I don’t know what part of the story is more disturbing, the fact that the Orange County Board of Supervisors gave managers a 2.5% raise, or that they did it behind closed doors so that no one could see what they were doing. But when you add in the fact that some members objected in public to the raise when deciding not to approve the management contract that would have required managers to pay the employee costs of their their pensions, your head may explode. Voice of OC’s Norberto Santana, Jr. broke the disturbing story yesterday:
Two days before voting down a new labor contract for the county’s top managers last month, the Orange County Board of Supervisors quietly gave them a pay raise under a controversial bonus program called “Pay 4 Performance.”

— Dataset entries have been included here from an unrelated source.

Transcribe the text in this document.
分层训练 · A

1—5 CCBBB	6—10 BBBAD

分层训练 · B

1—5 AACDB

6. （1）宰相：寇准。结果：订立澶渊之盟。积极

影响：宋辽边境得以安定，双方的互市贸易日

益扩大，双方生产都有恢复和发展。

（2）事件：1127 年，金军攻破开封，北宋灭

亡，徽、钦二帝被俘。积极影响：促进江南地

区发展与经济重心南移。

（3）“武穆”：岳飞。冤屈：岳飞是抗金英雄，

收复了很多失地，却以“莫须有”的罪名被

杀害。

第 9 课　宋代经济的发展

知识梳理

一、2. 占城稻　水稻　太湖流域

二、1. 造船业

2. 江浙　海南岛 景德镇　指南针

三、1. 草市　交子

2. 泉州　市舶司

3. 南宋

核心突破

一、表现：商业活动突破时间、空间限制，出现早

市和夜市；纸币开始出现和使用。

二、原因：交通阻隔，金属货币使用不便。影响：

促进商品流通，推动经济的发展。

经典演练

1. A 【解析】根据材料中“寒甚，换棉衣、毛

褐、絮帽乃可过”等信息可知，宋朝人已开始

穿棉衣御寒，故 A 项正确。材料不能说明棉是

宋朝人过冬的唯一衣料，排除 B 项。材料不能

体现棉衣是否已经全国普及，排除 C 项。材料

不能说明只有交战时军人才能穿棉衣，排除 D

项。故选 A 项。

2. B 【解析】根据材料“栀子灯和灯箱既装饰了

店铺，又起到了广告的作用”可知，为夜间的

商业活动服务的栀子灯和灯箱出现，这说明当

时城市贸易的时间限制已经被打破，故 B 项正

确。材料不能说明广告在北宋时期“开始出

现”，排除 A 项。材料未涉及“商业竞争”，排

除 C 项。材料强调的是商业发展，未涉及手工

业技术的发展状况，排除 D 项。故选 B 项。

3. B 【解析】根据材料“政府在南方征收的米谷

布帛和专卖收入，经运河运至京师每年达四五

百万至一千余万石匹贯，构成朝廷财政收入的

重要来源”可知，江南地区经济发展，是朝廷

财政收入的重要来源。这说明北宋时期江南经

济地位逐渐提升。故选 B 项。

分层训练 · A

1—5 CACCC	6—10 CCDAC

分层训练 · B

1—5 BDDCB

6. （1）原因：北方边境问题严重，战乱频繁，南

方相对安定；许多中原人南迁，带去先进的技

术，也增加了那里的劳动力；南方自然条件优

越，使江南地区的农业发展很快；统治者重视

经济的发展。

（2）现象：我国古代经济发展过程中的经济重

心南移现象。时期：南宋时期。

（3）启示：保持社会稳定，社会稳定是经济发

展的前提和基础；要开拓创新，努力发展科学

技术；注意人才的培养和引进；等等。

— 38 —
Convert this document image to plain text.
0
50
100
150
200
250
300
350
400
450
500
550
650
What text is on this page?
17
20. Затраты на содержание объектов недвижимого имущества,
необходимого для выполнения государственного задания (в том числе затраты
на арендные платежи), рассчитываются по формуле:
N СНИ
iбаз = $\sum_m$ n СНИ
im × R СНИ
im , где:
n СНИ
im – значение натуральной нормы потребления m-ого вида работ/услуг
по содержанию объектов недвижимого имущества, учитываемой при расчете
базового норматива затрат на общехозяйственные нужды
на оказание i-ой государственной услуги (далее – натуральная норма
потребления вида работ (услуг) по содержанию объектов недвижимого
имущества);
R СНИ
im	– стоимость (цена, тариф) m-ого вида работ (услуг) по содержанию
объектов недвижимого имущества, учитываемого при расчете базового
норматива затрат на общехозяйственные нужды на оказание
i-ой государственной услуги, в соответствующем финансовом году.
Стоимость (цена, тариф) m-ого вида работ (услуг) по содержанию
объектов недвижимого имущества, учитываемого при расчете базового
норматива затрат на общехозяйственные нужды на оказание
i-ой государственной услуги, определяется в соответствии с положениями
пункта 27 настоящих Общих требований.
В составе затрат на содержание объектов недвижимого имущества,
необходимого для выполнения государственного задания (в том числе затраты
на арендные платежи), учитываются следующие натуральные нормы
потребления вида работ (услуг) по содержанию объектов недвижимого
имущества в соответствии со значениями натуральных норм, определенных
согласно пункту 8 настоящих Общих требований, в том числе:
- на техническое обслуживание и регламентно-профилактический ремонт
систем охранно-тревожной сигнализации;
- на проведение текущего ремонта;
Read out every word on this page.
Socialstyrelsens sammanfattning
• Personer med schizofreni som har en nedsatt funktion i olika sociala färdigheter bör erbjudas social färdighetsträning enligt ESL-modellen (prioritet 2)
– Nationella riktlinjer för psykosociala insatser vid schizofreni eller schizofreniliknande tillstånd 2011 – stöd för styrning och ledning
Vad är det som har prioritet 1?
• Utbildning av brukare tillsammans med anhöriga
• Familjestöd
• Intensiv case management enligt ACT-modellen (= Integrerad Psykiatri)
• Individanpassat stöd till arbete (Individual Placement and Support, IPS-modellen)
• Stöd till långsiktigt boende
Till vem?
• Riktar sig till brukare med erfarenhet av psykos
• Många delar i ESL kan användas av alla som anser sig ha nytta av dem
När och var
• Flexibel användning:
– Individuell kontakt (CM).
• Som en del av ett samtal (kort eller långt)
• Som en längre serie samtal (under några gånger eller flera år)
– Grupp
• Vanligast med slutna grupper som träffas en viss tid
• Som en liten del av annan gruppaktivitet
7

Supervisors voted unanimously in a Nov. 8 closed session — with Supervisor Janet Nguyen abstaining — to grant these merit bonuses retroactive to 2010. Then on Nov. 10, the board voted down a new contract that had been ratified by the managers, citing objections to the same kinds of executive bonuses.
Supervisors have repeatedly told all employee groups that they will be expected to pay more for their pensions. Offering managers bonuses without higher pension contributions potentially complicates negotiations with other labor groups.
(Supervisor) Moorlach said during the meeting that he was “very uncomfortable” with the concept of smoothing concessions on pension pickups for executives through expanded salary bonuses.
“Salary increases and Pay 4 Performance just don’t make sense right now to me,” Moorlach said before voting against the manager’s 2012 labor contract.
But Moorlach’s statements don’t seem to jibe with actions supervisors are taking behind closed doors. They aren’t talking much at all about their 4-0 vote in closed session to grant the most recent Pay 4 Performance bonuses.
Norberto has more enlightening details in his story here. But suffice to say, the Board seems to be playing a game of bait and switch with their public comments and secret actions. They talk tough with the rank and file county workers but when it comes to managers and their raises, bonuses, and perks; it’s business as usual.